Ritual Caster – Turn yourself into a budget spellcaster, by learning to cast ritual spells outside of combat. Wizard is the best option and only requires 13 Int to qualify, putting it within reach of most builds. Cleric and Bard are less good, but still solid options for Wis and Cha characters, respectively.
Strategies for Maximizing Fey Touched Effectiveness
Spells for Non-Spellcasters
Spells for the non-magically inclined amongst the party are broadly divided into two options: Combat buffs, and non-combat utility.
In terms of combat boosts, Bless remains the standout, especially for ranged characters like Rogues and Rangers, who are much less likely to get hit and lose concentration when it matters.
For raw damage, Hex or Hunter’s Mark are both great, especially since neither requires a saving throw to do its thing.
We also have to mention Silvery Barbs here. The spell is simply gross, especially since it casts as a reaction and doesn’t suffer from a low casting stat. Every player in the party could have a use of this spell stored up their sleeve, and still have it feel incredible.

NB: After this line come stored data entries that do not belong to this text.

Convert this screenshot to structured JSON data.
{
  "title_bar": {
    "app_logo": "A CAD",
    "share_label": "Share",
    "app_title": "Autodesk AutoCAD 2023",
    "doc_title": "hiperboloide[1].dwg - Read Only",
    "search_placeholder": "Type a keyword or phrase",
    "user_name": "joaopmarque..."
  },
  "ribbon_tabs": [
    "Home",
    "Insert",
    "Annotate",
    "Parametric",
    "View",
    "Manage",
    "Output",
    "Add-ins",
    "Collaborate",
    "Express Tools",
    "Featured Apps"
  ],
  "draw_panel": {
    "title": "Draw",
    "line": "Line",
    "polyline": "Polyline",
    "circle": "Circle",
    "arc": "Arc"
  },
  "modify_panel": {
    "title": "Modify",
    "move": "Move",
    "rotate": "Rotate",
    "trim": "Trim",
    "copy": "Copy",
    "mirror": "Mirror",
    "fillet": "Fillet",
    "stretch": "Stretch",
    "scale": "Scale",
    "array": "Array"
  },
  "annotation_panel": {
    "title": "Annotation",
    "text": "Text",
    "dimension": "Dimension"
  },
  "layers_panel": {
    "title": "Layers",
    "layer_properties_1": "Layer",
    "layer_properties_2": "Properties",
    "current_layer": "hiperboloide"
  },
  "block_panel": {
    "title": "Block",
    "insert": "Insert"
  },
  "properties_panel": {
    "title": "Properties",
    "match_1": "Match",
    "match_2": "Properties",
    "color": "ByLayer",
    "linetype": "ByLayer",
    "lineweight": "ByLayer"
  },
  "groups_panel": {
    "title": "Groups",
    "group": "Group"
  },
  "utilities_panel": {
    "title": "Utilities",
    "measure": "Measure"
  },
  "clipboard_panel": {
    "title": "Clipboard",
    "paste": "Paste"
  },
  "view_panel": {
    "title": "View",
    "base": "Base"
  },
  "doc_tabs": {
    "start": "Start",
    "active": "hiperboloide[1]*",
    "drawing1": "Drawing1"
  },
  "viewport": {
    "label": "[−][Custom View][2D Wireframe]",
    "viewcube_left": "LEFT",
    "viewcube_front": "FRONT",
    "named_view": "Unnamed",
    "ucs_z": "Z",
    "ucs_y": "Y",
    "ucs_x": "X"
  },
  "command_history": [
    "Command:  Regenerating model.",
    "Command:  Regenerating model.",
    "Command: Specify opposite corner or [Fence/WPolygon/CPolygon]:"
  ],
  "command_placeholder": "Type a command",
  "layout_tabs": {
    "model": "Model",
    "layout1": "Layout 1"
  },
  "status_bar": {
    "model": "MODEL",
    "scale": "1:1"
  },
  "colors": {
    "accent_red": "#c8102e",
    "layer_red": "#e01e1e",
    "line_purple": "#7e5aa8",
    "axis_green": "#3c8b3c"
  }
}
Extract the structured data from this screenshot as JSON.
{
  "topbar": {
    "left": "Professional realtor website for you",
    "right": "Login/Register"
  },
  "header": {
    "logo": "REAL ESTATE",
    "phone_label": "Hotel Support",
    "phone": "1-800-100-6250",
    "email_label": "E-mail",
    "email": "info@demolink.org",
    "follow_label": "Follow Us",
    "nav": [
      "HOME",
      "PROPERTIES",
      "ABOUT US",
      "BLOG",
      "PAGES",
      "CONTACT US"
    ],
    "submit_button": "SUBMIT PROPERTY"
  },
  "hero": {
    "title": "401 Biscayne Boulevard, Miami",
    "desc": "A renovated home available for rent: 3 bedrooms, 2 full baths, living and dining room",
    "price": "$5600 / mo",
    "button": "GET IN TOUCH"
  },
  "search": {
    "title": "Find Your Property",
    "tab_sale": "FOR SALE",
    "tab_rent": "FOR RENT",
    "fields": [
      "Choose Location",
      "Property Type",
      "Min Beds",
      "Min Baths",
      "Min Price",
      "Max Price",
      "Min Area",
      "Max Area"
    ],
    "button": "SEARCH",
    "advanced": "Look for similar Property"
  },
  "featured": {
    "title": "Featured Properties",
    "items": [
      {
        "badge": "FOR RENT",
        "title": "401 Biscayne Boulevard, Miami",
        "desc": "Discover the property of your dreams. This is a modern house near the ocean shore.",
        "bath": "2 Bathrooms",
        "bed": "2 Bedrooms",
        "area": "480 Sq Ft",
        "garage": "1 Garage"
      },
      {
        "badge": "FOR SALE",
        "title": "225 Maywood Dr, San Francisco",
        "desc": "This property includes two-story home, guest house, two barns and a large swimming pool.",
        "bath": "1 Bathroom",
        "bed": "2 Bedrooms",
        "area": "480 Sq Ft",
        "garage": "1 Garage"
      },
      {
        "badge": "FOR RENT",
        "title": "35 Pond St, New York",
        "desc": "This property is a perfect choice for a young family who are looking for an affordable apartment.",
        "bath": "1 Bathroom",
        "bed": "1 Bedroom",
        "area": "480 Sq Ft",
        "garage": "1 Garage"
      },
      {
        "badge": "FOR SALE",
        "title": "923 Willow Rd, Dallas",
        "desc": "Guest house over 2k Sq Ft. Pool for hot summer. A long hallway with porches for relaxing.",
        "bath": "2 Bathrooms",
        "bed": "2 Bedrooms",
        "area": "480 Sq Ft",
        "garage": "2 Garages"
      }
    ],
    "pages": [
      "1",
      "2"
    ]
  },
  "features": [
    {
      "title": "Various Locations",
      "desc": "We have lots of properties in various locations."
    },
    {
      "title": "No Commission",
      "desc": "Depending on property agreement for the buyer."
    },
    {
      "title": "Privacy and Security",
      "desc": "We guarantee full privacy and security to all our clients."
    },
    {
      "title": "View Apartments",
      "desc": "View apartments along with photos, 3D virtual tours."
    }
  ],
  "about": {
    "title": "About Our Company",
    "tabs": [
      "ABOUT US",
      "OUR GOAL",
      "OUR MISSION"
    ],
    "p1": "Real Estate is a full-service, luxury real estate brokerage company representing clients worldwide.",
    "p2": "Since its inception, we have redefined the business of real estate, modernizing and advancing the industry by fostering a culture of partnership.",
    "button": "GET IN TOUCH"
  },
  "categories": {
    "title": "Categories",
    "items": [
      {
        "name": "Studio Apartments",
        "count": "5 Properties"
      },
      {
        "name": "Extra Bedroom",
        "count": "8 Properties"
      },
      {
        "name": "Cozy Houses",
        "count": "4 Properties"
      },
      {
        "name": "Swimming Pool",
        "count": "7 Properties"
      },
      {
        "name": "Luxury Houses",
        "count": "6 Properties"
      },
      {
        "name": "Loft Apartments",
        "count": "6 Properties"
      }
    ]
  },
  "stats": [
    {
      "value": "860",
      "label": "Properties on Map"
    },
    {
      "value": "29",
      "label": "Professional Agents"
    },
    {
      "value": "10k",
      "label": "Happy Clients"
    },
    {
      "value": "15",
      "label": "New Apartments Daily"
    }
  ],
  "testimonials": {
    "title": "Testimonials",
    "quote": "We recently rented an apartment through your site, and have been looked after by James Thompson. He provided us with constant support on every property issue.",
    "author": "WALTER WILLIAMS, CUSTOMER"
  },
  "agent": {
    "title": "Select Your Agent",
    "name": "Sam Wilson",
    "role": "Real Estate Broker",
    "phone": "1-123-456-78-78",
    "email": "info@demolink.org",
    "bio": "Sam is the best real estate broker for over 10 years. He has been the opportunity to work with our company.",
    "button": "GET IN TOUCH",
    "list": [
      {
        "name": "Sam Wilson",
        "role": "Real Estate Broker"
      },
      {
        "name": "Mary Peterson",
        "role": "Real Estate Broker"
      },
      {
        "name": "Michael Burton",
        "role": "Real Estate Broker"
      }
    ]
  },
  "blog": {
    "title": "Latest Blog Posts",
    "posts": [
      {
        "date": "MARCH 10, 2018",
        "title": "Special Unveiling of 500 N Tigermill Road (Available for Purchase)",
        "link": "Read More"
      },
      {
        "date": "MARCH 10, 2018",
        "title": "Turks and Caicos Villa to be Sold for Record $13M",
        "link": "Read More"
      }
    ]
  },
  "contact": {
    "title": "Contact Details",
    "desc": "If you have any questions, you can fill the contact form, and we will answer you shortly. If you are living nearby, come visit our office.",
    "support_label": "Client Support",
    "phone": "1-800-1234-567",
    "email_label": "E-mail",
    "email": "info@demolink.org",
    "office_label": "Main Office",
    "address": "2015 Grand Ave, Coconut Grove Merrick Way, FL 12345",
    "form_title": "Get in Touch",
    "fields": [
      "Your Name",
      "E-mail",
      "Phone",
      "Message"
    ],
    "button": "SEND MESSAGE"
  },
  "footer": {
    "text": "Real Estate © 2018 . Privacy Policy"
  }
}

Outside of combat, Gift of Alacrity is obviously great. Going first in combat is always big, and this lasts the whole day. But so are spells like Speak With Animals, which open up your social options with a much wider net, especially if you have the relevant skills to go alongside it.
Spells for Spellcasters
As a primary caster, your options go way up. You’re free to focus on spells that require saving throws, as you are the character who will get the most use out of them.
Especially look for spells like Command or Heroism, which can be upcast to become much stronger, and spells that apply debilitating conditions, like Dissonant Whispers, or, again, Command. (Hey, it’s a good spell, okay.)
Finally, we’re going to mention Silvery Barbs again. A caster probably already has their preferred roster of spells, but little to do with their reactions.
Being able to burn spell slots to force disadvantage on enemy rolls without requiring a save is, frankly, obscene, and Silvery Barbs would be worth casting if that’s all it did.
The fact that you also get to hand out one use of advantage as well, as a reaction, for free once per day, plus as many times more as you need to cast it, is one of the strongest options available for this feat.
Final Thoughts on Fey Touched
There are very few characters that can’t get something out of Fey Touched. Misty Step by itself is a very strong option to have on hand, even only once per day. The remaining spell is chosen from two schools that have a wide array of useful and powerful spells.
There’s a reason you commonly find Fey Touched at the top of strongest feat lists. The simple fact is; that the feat is just very very good.